Bienvenue dans le haut du panier des films Netflix, ce qui est évidemment un compliment à relativiser... D'ailleurs, His House n'est pas une production Netflix à proprement parler, la plateforme s'est contentée d'acheter les droits de distribution pour mieux proposer le film à ses abonnés à la veille d'Halloween, ajoutant ainsi avec opportunisme un titre horrifique inédit, plutôt intelligent et dans l'air du temps, à son catalogue. Le premier long métrage écrit et réalisé par le jeune cinéaste anglais Remi Weekes s'inscrit en effet quelque part entre le cinéma social britannique et celui, d'épouvante plus en vogue, de Jordan Peele. Nous y suivons un couple de réfugiés qui a fui la guerre civile qui ravageait son pays pour l'Angleterre, où il se retrouve logé dans une maison vétuste, quelque part en banlieue de Londres. Ils ont perdu leur fille durant leur périple jusqu'en Europe et cette perte tragique continue de les hanter, à moins que ce ne soit leur nouveau logement, dont de sombres menaces suintent des murs pourris...
Rencontre du film social et du film de maison hantée, His House apparaît beaucoup plus réussi dans son versant réaliste. Le couple de réfugiés est incarné par deux acteurs charismatiques (Wunmi Mosaku et Sope Dirisu) qui réussissent à être très crédibles dans leurs rôles, en y apportant une belle humanité. Nous ressentons immédiatement de l'empathie pour eux et nous avons juste envie de les voir kiffer, que la vie leur sourit enfin. Les meilleures scènes sont celles où nous les voyons être confrontés au système anglais, fait de contrôles hebdomadaires obligatoires et d'une série d'impératifs qui paraissent contradictoires. Sommés de s'intégrer, les deux réfugiés sont toutefois isolés dans un quartier craignos et il leur est interdit de trouver ce travail qui serait synonyme de source de revenu autre que la maigre pension qui leur est accordée. Continuellement rappelés à leur soi-disant chance de bénéficier d'un vaste logement, plus grand que les appartements de leurs contrôleurs envieux, et dont l'insalubrité est ignorée, leur statut est fragile et précaire. Nous ressentons suffisamment toute la pression qu'ils subissent, leur souffrance et leur manque de repère dans ce nouvel environnement grisâtre et si peu accueillant, qui ne les aide guère à s'affranchir de leur lourd et douloureux passé.

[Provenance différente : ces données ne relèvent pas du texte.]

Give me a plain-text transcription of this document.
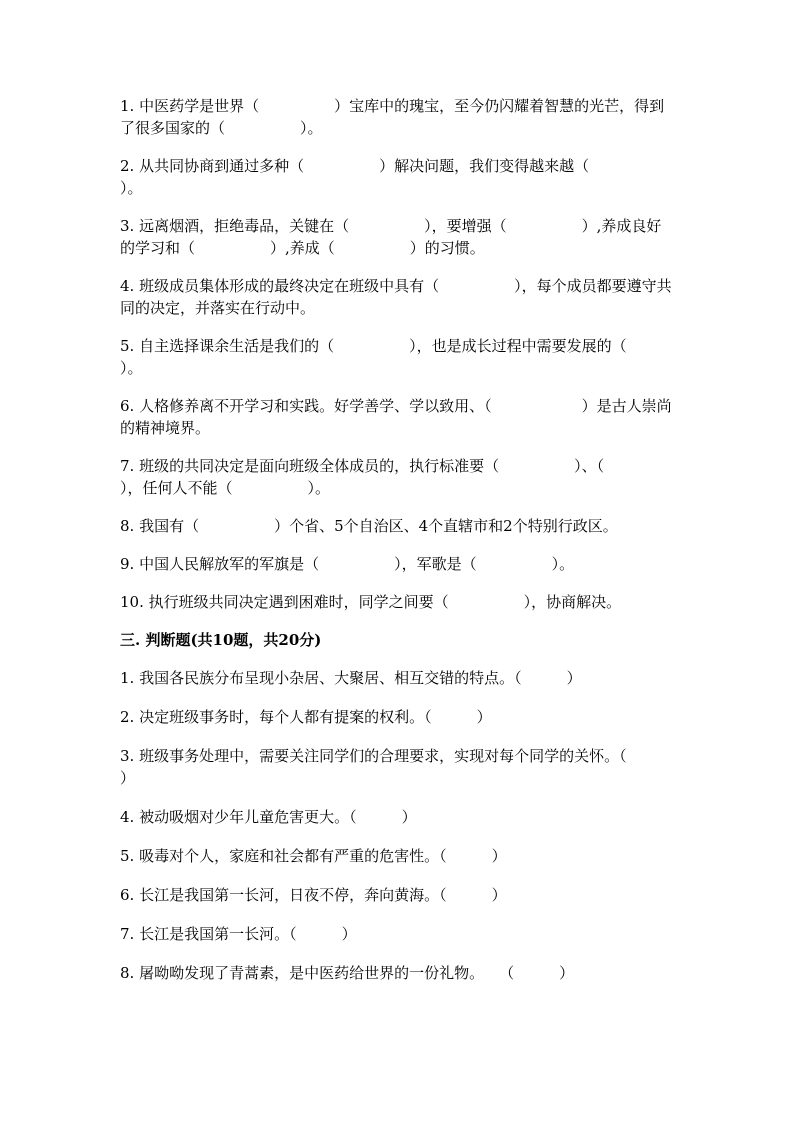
1. 中医药学是世界（　　　　　）宝库中的瑰宝，至今仍闪耀着智慧的光芒，得到了很多国家的（　　　　　）。

2. 从共同协商到通过多种（　　　　　）解决问题，我们变得越来越（　　　　　）。

3. 远离烟酒，拒绝毒品，关键在（　　　　　），要增强（　　　　　）,养成良好的学习和（　　　　　）,养成（　　　　　）的习惯。

4. 班级成员集体形成的最终决定在班级中具有（　　　　　），每个成员都要遵守共同的决定，并落实在行动中。

5. 自主选择课余生活是我们的（　　　　　），也是成长过程中需要发展的（　　　　　）。

6. 人格修养离不开学习和实践。好学善学、学以致用、（　　　　　　）是古人崇尚的精神境界。

7. 班级的共同决定是面向班级全体成员的，执行标准要（　　　　　）、（　　　　　），任何人不能（　　　　　）。

8. 我国有（　　　　　）个省、5个自治区、4个直辖市和2个特别行政区。

9. 中国人民解放军的军旗是（　　　　　），军歌是（　　　　　）。

10. 执行班级共同决定遇到困难时，同学之间要（　　　　　），协商解决。

三. 判断题(共10题，共20分)

1. 我国各民族分布呈现小杂居、大聚居、相互交错的特点。（　　　）

2. 决定班级事务时，每个人都有提案的权利。（　　　）

3. 班级事务处理中，需要关注同学们的合理要求，实现对每个同学的关怀。（　　　）

4. 被动吸烟对少年儿童危害更大。（　　　）

5. 吸毒对个人，家庭和社会都有严重的危害性。（　　　）

6. 长江是我国第一长河，日夜不停，奔向黄海。（　　　）

7. 长江是我国第一长河。（　　　）

8. 屠呦呦发现了青蒿素，是中医药给世界的一份礼物。　　（　　　）
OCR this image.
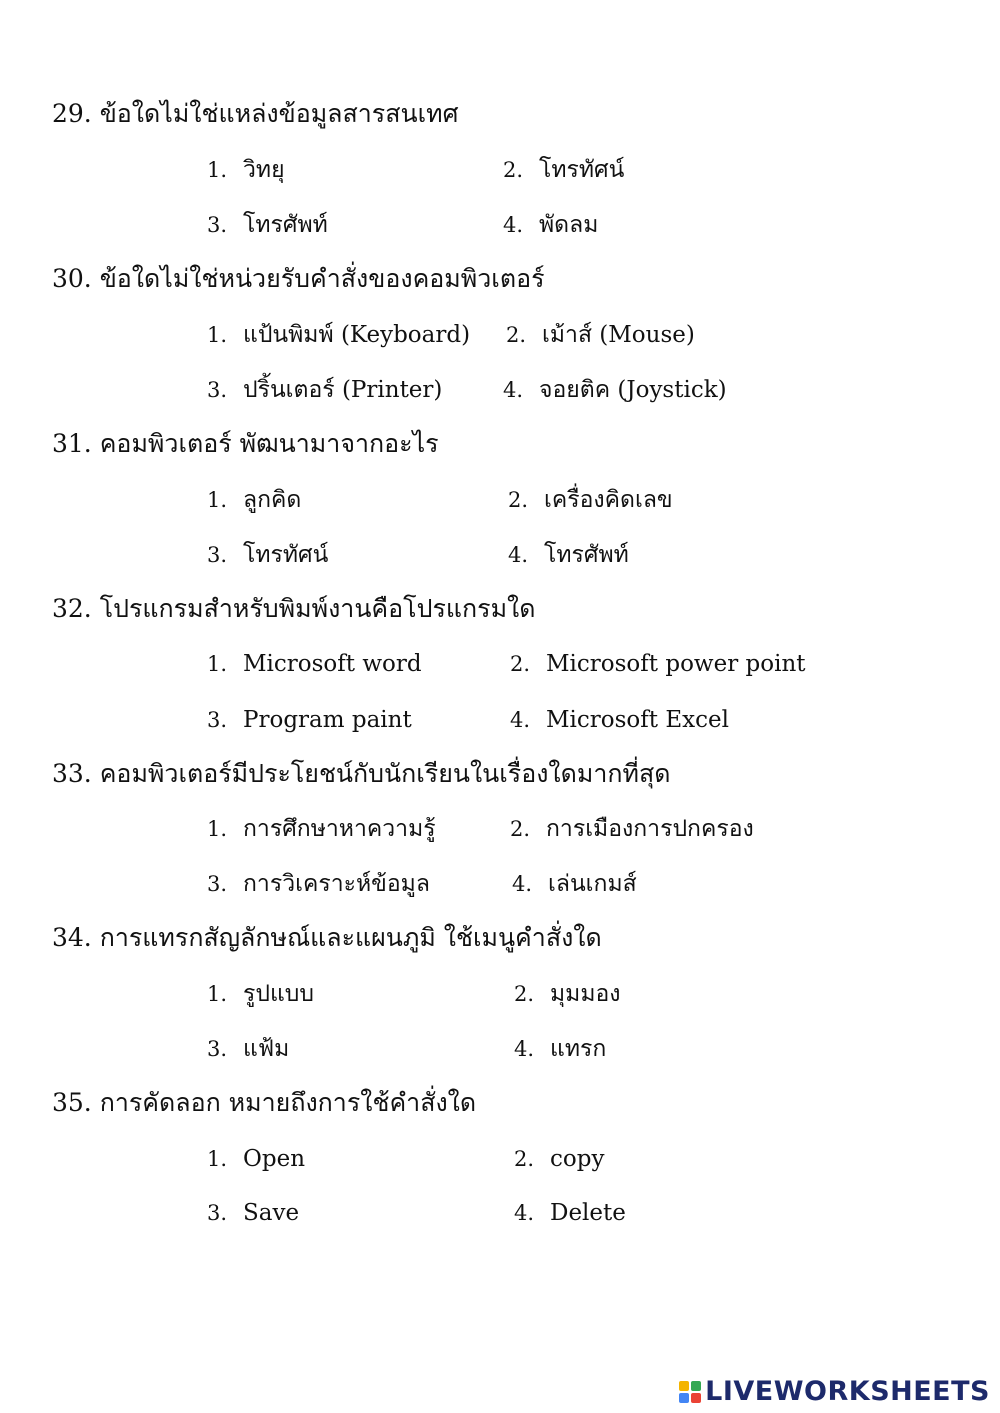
29. ข้อใดไม่ใช่แหล่งข้อมูลสารสนเทศ
1. วิทยุ	2. โทรทัศน์
3. โทรศัพท์	4. พัดลม
30. ข้อใดไม่ใช่หน่วยรับคำสั่งของคอมพิวเตอร์
1. แป้นพิมพ์ (Keyboard) 2. เม้าส์ (Mouse)
3. ปริ้นเตอร์ (Printer)	4. จอยติค (Joystick)
31. คอมพิวเตอร์ พัฒนามาจากอะไร
1. ลูกคิด	2. เครื่องคิดเลข
3. โทรทัศน์	4. โทรศัพท์
32. โปรแกรมสำหรับพิมพ์งานคือโปรแกรมใด
1. Microsoft word	2. Microsoft power point
3. Program paint	4. Microsoft Excel
33. คอมพิวเตอร์มีประโยชน์กับนักเรียนในเรื่องใดมากที่สุด
1. การศึกษาหาความรู้	2. การเมืองการปกครอง
3. การวิเคราะห์ข้อมูล	4. เล่นเกมส์
34. การแทรกสัญลักษณ์และแผนภูมิ ใช้เมนูคำสั่งใด
1. รูปแบบ	2. มุมมอง
3. แฟ้ม	4. แทรก
35. การคัดลอก หมายถึงการใช้คำสั่งใด
1. Open	2. copy
3. Save	4. Delete
LIVEWORKSHEETS
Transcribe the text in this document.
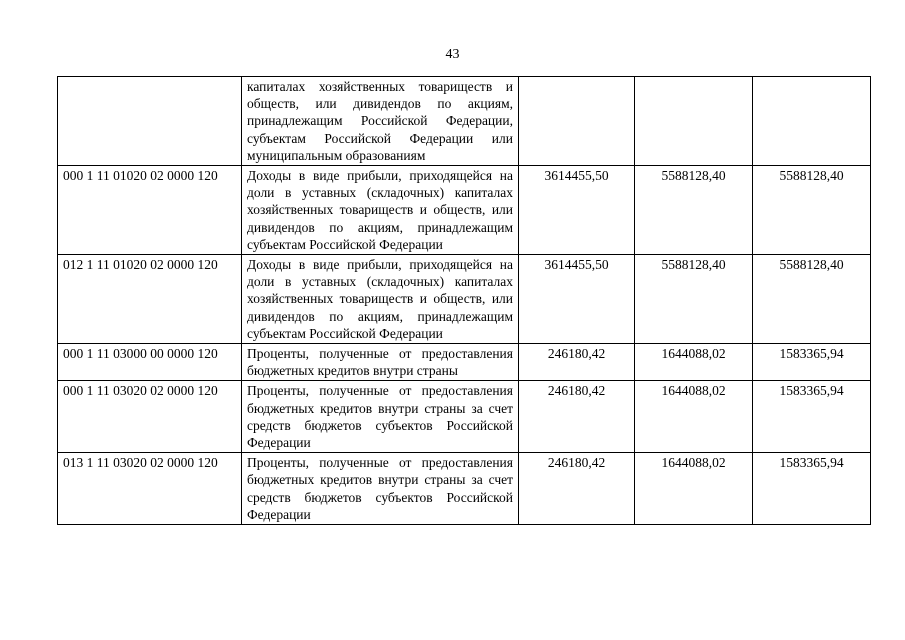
43
	капиталах хозяйственных товариществ и обществ, или дивидендов по акциям, принадлежащим Российской Федерации, субъектам Российской Федерации или муниципальным образованиям			
000 1 11 01020 02 0000 120	Доходы в виде прибыли, приходящейся на доли в уставных (складочных) капиталах хозяйственных товариществ и обществ, или дивидендов по акциям, принадлежащим субъектам Российской Федерации	3614455,50	5588128,40	5588128,40
012 1 11 01020 02 0000 120	Доходы в виде прибыли, приходящейся на доли в уставных (складочных) капиталах хозяйственных товариществ и обществ, или дивидендов по акциям, принадлежащим субъектам Российской Федерации	3614455,50	5588128,40	5588128,40
000 1 11 03000 00 0000 120	Проценты, полученные от предоставления бюджетных кредитов внутри страны	246180,42	1644088,02	1583365,94
000 1 11 03020 02 0000 120	Проценты, полученные от предоставления бюджетных кредитов внутри страны за счет средств бюджетов субъектов Российской Федерации	246180,42	1644088,02	1583365,94
013 1 11 03020 02 0000 120	Проценты, полученные от предоставления бюджетных кредитов внутри страны за счет средств бюджетов субъектов Российской Федерации	246180,42	1644088,02	1583365,94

Côté horreur et fantastique, en revanche, c'est un peu moins ça... Comme bien des films de maison hantée, His House est trop répétitif, comme s'il était indispensable de placer des scènes de trouille à un rythme très régulier, histoire de procurer au spectateur les frissons attendus, de ne pas prendre le risque de le perdre ou de l'ennuyer. Bien que ces scènes horrifiques convoquent un imaginaire assez original pour le genre, permettant au cinéaste de nous livrer deux ou trois visions de cauchemar saisissantes, elles sont parfois longuettes et constituent peut-être les moins intéressantes de l'ensemble, parasitées aussi par un penchant pour les jumpscares qui pourra en lasser certains. Le film souffre en outre d'une construction balourde, avec un dernier tiers trop explicatif, trop surligné, laborieux. L'histoire s'avère plutôt solide et son espèce de twist fonctionne assez bien, mais elle échoue alors à nous emporter pour de bon, à plus franchement nous émouvoir. Remi Weekes a cependant le mérite de nous apporter tous les éclaircissements espérés, loin de cette vilaine tendance qui consiste à trop peu en révéler, à épaissir un mystère en réalité bien pratique pour cacher, en vain, les lacunes et la minceur de scénarios paresseux, laissant sur sa faim une audience qui n'est pas dupe. Ici, tout s'éclaire convenablement, certes, mais nous aurions préféré plus de fluidité et de subtilité. Si His House a donc de vraies et louables qualités, proposant même quelques belles choses et exploitant comme il peut une idée de départ originale et intéressante, il est tout de même assez loin de convaincre totalement. Finissons sur une note positive et admettons que cela reste très encourageant pour un premier film.
His House de Remi Weekes avec Wunmi Mosaku et Sope Dirisu (2020)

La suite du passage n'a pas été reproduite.